Esta fase foi tão boa, que inclusivamente o Felício aumentou o tempo entre abastecimentos, queria aproveitar a corrente forte durante o máximo tempo possível. O Rui levou a coluna portátil e até direito a música tivemos, o que fez José ainda mais sorridente do que é normal. Íamos ali os 3 a divertirmo-nos enquanto o Felício nadava com alguma facilidade. Os 10 primeiros quilómetros em menos de 2 horas são um forte indício da velocidade a que estava a corrente a nosso favor, o Felício não estava a nadar, estava a voar dentro de água.
Mas estávamos a chegar à parte dura. Chegados à praia da Torre começamos a sentir a corrente e a ondulação. Inicialmente tive a esperança que fosse só ali frente à praia da Torre porque sei que ali há sempre muita corrente. Nessa altura com a ondulação começou a entrar água no kayake, muita água, até que começámos a chegar a um ponto em que só eu remava e o Rui com um cantil tirava água do kayake. Uma das imagens que me fica, é o Felício a nadar e a parar para se rir de nós enquanto tirávamos água do kayake.
Naquele trajeto frente à praia de Carcavelos tive uma falsa sensação que estávamos a andar bem por dois motivos, primeiro ainda estava com bastante força física e segunda porque estávamos a ultrapassar novamente muitos nadadores que foram mais junto à praia e estavam a lutar contra a rebentação. Por volta dos 14kms parámos pela primeira vez numa plataforma de reabastecimento para apanharmos coisas para nós comermos. Passado 1 quilómetro e meia hora depois, para se perceber a dificuldade em que nos movíamos, paramos para alimentar o Felício e o José. Quando voltamos a arrancar percebo claramente que tínhamos sido puxados para trás pela corrente. Nessa altura disse-lhe, que a partir daquele momento só fazíamos paragens nas boias, de modo a agarrarmo-nos às boias e não sermos arrastados pela corrente.
O kayake cada vez metia mais água, o Rui cada vez passava mais tempo a tirar água, e eu sozinho tentava remar para não perdermos terreno para o Felício e o José. Nós não os estávamos a conseguir acompanhar e tive diversas vezes de pedir ajuda ao Rui para nos recolocar ao lado deles. O Felício virou-se para nós a dada altura e disse que parecia que não estávamos a andar.

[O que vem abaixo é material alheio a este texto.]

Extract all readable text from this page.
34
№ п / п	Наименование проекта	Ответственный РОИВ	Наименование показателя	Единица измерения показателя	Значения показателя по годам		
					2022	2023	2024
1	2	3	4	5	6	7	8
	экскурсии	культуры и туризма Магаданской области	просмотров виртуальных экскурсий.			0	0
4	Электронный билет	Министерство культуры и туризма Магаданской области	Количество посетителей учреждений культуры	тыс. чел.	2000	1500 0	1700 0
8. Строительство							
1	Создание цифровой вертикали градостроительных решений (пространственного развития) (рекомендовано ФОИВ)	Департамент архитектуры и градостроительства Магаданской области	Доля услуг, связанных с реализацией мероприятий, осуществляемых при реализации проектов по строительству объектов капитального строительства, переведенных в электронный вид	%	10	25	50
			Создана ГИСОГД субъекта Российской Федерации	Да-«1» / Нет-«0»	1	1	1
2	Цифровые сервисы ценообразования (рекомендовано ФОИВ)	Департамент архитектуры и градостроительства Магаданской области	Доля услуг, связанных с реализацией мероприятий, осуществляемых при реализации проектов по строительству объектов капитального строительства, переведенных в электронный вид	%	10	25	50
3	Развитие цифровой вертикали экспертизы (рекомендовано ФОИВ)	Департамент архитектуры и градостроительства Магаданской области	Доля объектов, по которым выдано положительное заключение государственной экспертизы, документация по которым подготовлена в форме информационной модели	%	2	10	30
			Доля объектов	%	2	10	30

Eu tive de lhe dizer uma meia verdade, eu já tinha reparado que mal estávamos a andar, mas disse-lhe que era impressão dele que estávamos a ir bem dada a corrente contra que estava.
Pouco depois dos 16kms de prova estávamos a ficar tão atrasados por o Rui estar a tirar água do kayake, e eu estar a ficar exausto que não os conseguia acompanhar, que uma mota de água se ofereceu para nos recolocar ao pé deles. Mas o reboque da mota de água ainda encheu mais o kayake de água, ou seja, na boia seguinte foi o tempo todo a tirar água. Nessa altura também tivemos conhecimento que quase metade dos nadadores ou kayakeres tinham já desistido. Realmente já tinha reparado vários atletas dentro dos botes que passavam por nós, assim como ainda não tinham passado por nós todos aqueles nadadores pelos quais tínhamos passado frente à praia de Carcavelos.

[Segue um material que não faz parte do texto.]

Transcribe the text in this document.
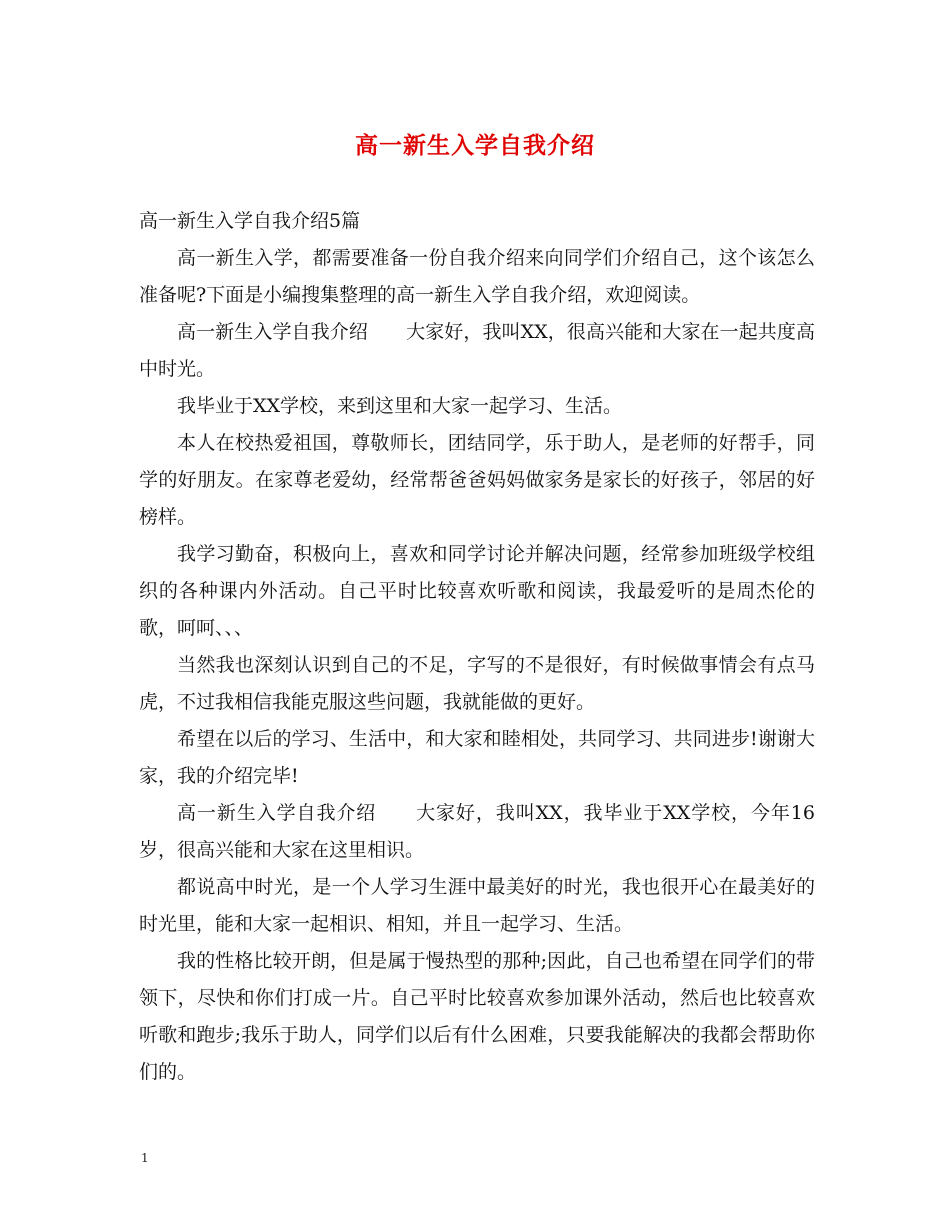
高一新生入学自我介绍

高一新生入学自我介绍5篇

高一新生入学，都需要准备一份自我介绍来向同学们介绍自己，这个该怎么准备呢?下面是小编搜集整理的高一新生入学自我介绍，欢迎阅读。

高一新生入学自我介绍　　大家好，我叫XX，很高兴能和大家在一起共度高中时光。

我毕业于XX学校，来到这里和大家一起学习、生活。

本人在校热爱祖国，尊敬师长，团结同学，乐于助人，是老师的好帮手，同学的好朋友。在家尊老爱幼，经常帮爸爸妈妈做家务是家长的好孩子，邻居的好榜样。

我学习勤奋，积极向上，喜欢和同学讨论并解决问题，经常参加班级学校组织的各种课内外活动。自己平时比较喜欢听歌和阅读，我最爱听的是周杰伦的歌，呵呵、、、

当然我也深刻认识到自己的不足，字写的不是很好，有时候做事情会有点马虎，不过我相信我能克服这些问题，我就能做的更好。

希望在以后的学习、生活中，和大家和睦相处，共同学习、共同进步!谢谢大家，我的介绍完毕!

高一新生入学自我介绍　　大家好，我叫XX，我毕业于XX学校，今年16岁，很高兴能和大家在这里相识。

都说高中时光，是一个人学习生涯中最美好的时光，我也很开心在最美好的时光里，能和大家一起相识、相知，并且一起学习、生活。

我的性格比较开朗，但是属于慢热型的那种;因此，自己也希望在同学们的带领下，尽快和你们打成一片。自己平时比较喜欢参加课外活动，然后也比较喜欢听歌和跑步;我乐于助人，同学们以后有什么困难，只要我能解决的我都会帮助你们的。

1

Quando chegámos frente à praia de São Pedro um barco da organização diz-nos que a partir da boia seguinte faltava 4,5kms até à meta. Ao pararmos na boia eu estava no meu limite, ao ponto do Felício pedir-me um abastecimento e eu bloquear e de não me lembrar onde tinha guardado as coisas. O Felício percebeu que eu estava por um fio e disse que se alguém se sentisse mal que ninguém continuava, já tínhamos feito 17,5kms, já tinha sido bom e que parávamos. Claro que não iria desistir, o Felício era quem estava a fazer o esforço maior e se ele não quebrava, eu também não era o elemento da equipa que iria quebrar, nunca me perdoaria se por minha culpa não conseguíssemos chegar ao fim.

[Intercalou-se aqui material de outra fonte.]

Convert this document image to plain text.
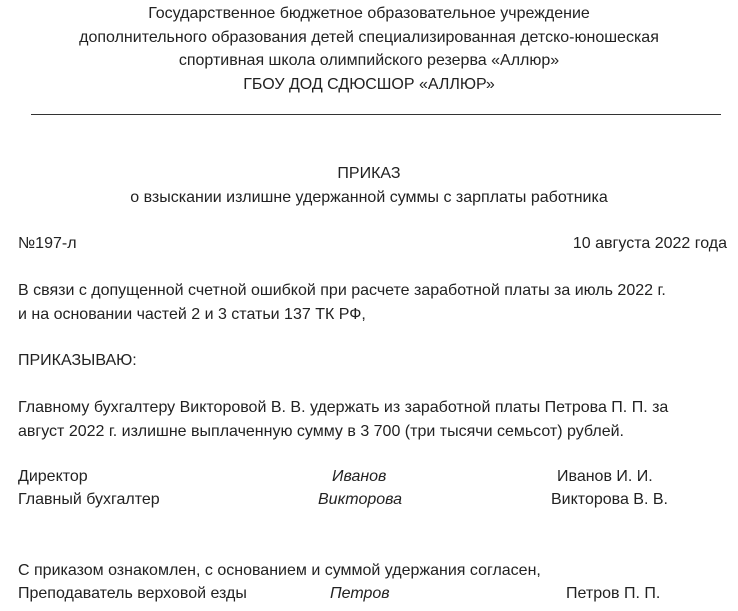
Государственное бюджетное образовательное учреждение
дополнительного образования детей специализированная детско-юношеская
спортивная школа олимпийского резерва «Аллюр»
ГБОУ ДОД СДЮСШОР «АЛЛЮР»
ПРИКАЗ
о взыскании излишне удержанной суммы с зарплаты работника
№197-л	10 августа 2022 года
В связи с допущенной счетной ошибкой при расчете заработной платы за июль 2022 г.
и на основании частей 2 и 3 статьи 137 ТК РФ,
ПРИКАЗЫВАЮ:
Главному бухгалтеру Викторовой В. В. удержать из заработной платы Петрова П. П. за
август 2022 г. излишне выплаченную сумму в 3 700 (три тысячи семьсот) рублей.
Директор	Иванов	Иванов И. И.
Главный бухгалтер	Викторова	Викторова В. В.
С приказом ознакомлен, с основанием и суммой удержания согласен,
Преподаватель верховой езды	Петров	Петров П. П.
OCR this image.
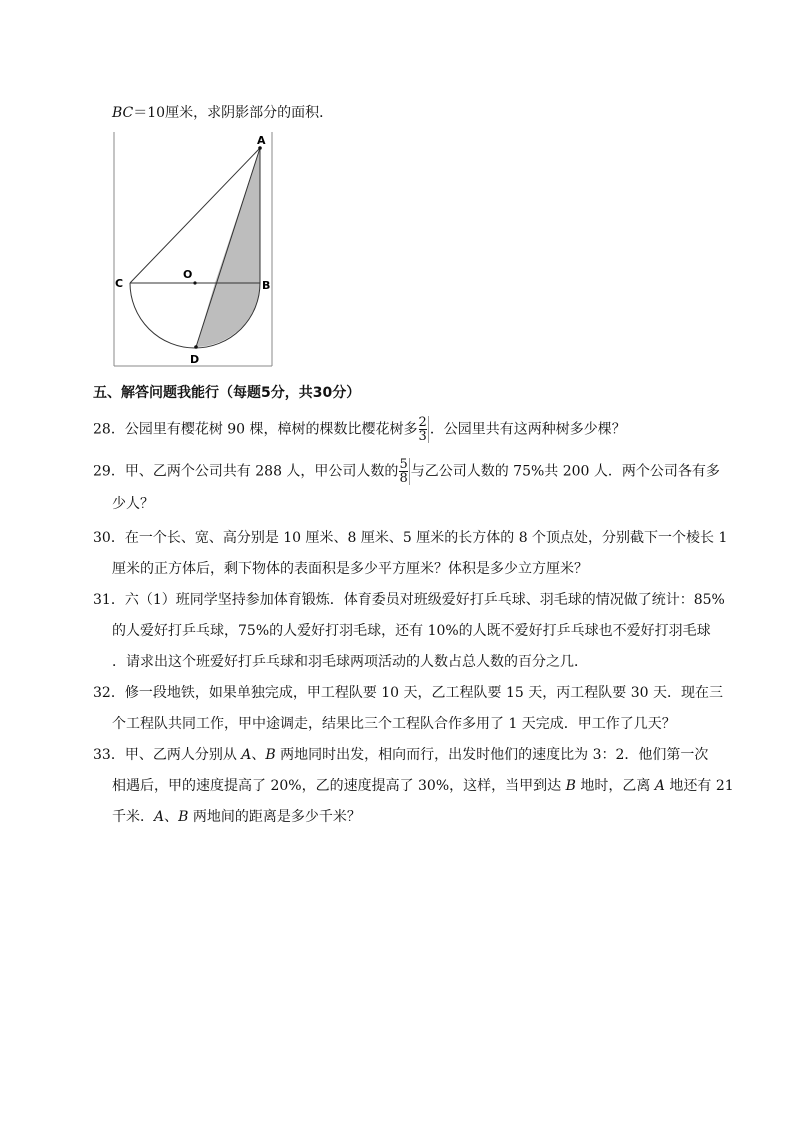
BC＝10厘米，求阴影部分的面积．
A
C
O
B
D
五、解答问题我能行（每题5分，共30分）
28．公园里有樱花树 90 棵，樟树的棵数比樱花树多 $\frac{2}{3}$ ．公园里共有这两种树多少棵？
29．甲、乙两个公司共有 288 人，甲公司人数的 $\frac{5}{8}$ 与乙公司人数的 75%共 200 人．两个公司各有多
少人？
30．在一个长、宽、高分别是 10 厘米、8 厘米、5 厘米的长方体的 8 个顶点处，分别截下一个棱长 1
厘米的正方体后，剩下物体的表面积是多少平方厘米？体积是多少立方厘米？
31．六（1）班同学坚持参加体育锻炼．体育委员对班级爱好打乒乓球、羽毛球的情况做了统计：85%
的人爱好打乒乓球，75%的人爱好打羽毛球，还有 10%的人既不爱好打乒乓球也不爱好打羽毛球
．请求出这个班爱好打乒乓球和羽毛球两项活动的人数占总人数的百分之几．
32．修一段地铁，如果单独完成，甲工程队要 10 天，乙工程队要 15 天，丙工程队要 30 天．现在三
个工程队共同工作，甲中途调走，结果比三个工程队合作多用了 1 天完成．甲工作了几天？
33．甲、乙两人分别从 A、B 两地同时出发，相向而行，出发时他们的速度比为 3：2．他们第一次
相遇后，甲的速度提高了 20%，乙的速度提高了 30%，这样，当甲到达 B 地时，乙离 A 地还有 21
千米．A、B 两地间的距离是多少千米？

Até aos 19kms de prova foi o meu cabo das tormentas, de boia a boia, não conseguia recuperar por muito que me hidratasse e que me nutrisse, não sabia como iria conseguir terminar a prova. A cada paragem, a cada boia estava a ficar cheio de frio por o kayake estar sempre cheio de água. Aos 19kms parámos na última plataforma de reabastecimento, eu tive de sair do kayake e deitar-me na plataforma, estava exausto, cheio de dores de costas e com frio. O Felício e o José arrancaram e nós ainda ficámos mais uns segundos na plataforma para eu voltar ao kayake. Não estávamos a conseguir fechar o espaço, e um barco da organização queria rebocar-nos e recolocar-nos, mas eu reparei que eles vinham a rebocar um kayake duplo vazio e perguntei se podíamos mudar de kayake. O Rui ainda ficou meio renitente porque tínhamos de mudar tudo de kayake mas foi a melhor coisa que fizemos, o barco recolocou-nos e passadas 3-4 remadas percebi que precisava de fazer metade da força para andar ao dobro da velocidade.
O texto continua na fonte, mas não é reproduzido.